With the dawn of each new day, these are the goals we must strive to achieve for the next 171 years – the goal of strengthening the bonds that will unite our hearts; the goal of actually lifting each other up, and thereby, lifting our collective spirits; the goal of elevating the common values of our Liberianness by which we measure ourselves not by the mightiest of us, but by the least of us; the goal of enabling all of us to march forward, together, dedicated and renewed, each day over the next 171 years, committed to making ourselves and our Liberian society, better. We can do this. I know we can!
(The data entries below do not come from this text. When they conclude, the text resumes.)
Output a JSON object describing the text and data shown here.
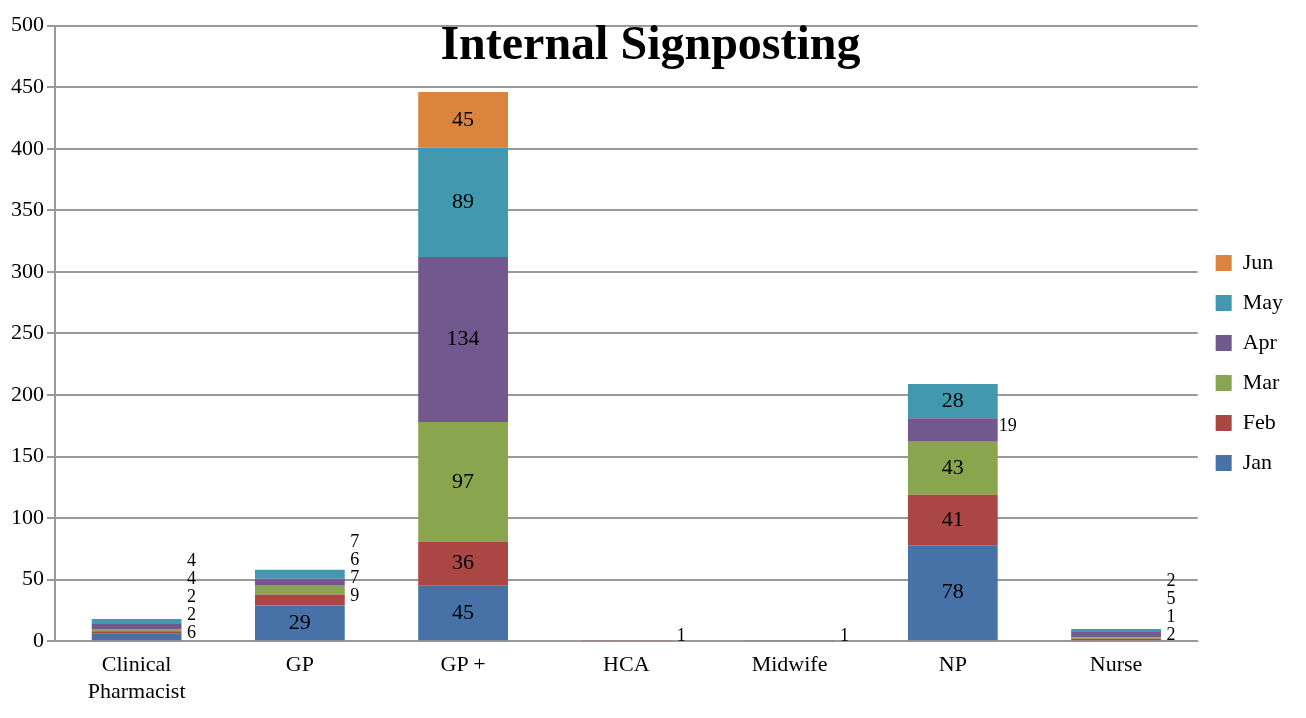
{
  "chart_data": {
    "type": "bar",
    "title": "Internal Signposting",
    "categories": [
      "Clinical\nPharmacist",
      "GP",
      "GP +",
      "HCA",
      "Midwife",
      "NP",
      "Nurse"
    ],
    "stacked": true,
    "ylim": [
      0,
      500
    ],
    "yticks": [
      0,
      50,
      100,
      150,
      200,
      250,
      300,
      350,
      400,
      450,
      500
    ],
    "grid": "y",
    "legend": "right",
    "data_labels": true,
    "series": [
      {
        "name": "Jan",
        "color": "#4672a8",
        "values": [
          6,
          29,
          45,
          null,
          null,
          78,
          null
        ]
      },
      {
        "name": "Feb",
        "color": "#aa4643",
        "values": [
          2,
          9,
          36,
          1,
          null,
          41,
          2
        ]
      },
      {
        "name": "Mar",
        "color": "#89a54e",
        "values": [
          2,
          7,
          97,
          null,
          null,
          43,
          1
        ]
      },
      {
        "name": "Apr",
        "color": "#71588f",
        "values": [
          4,
          6,
          134,
          null,
          1,
          19,
          5
        ]
      },
      {
        "name": "May",
        "color": "#4198af",
        "values": [
          4,
          7,
          89,
          null,
          null,
          28,
          2
        ]
      },
      {
        "name": "Jun",
        "color": "#db843d",
        "values": [
          null,
          null,
          45,
          null,
          null,
          null,
          null
        ]
      }
    ]
  }
}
At home, or in a strange land, we must do more than wave our flag. We must do more than sing the National Anthem as loudly and as proudly as we possibly can. It is time to mean what we sing. It is time to work for what we believe we have been commanded by God to have. It is time to reach for God’s command for our country. It is time to work – one for all, and all for one!

This is how we will lift our country. This is how we will lift ourselves. And this is how we will, truly, over all prevail.

Happy belated 171st Independence Day to you, and to Liberians everywhere. I thank you for your kind attention.